A look at the history of wheat at Cereals
One of the most attractive and interesting stands at the Cereals event in the UK this year had to be RAGT’s display on the history of wheat.
While there might have been plenty of big machines on display and tyres to kick, for the hardcore tillage fans this was a must see at the event.
The company was celebrating its 100th anniversary and had a collection of historic wheat varieties on display. RAGT started out as a regional co-operative in the south of France and is now one of the leading plant breeders in Europe.
At present, farmers here in Ireland will be very familiar with one of the company’s spring barley varieties – RGT Planet.

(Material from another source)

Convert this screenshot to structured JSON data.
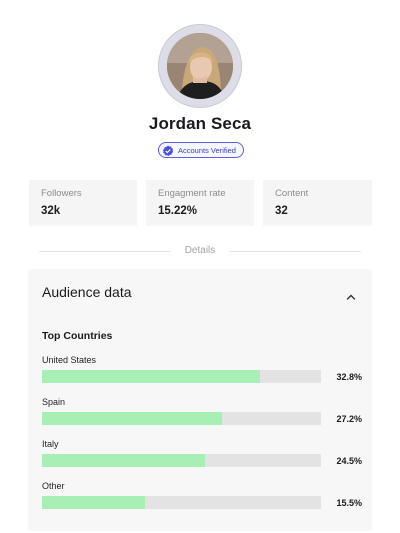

On the stand RAGT had wheat varieties dating back to 1842 – Red Fife. Visitors to the stand were able to see how varieties had evolved over the years from those with a tall, leafy stem to the neat and tidy varieties that we are used to looking at today.
The oldest variety on the stand was Red Fife. It was bred in 1842 in Ontario, Canada. Its name came from the colour of the wheat grain and the name of the farmers where it was first grown. Red Fife was a red wheat grown on Fife’s farm in Peterborough, Ontario, Canada.
Some other famous varieties on the list included: Squareheads Master; Yeoman; Capelle Desprez; Wigeon; and Maris Huntsman.
Away from the older varieties the plots also contained some of the more recent reliables like JB Diego and Oakley, right up to some present day varieties in the UK such as RGT Skyfall and this year’s new RGT wheat variety – RGT Saki.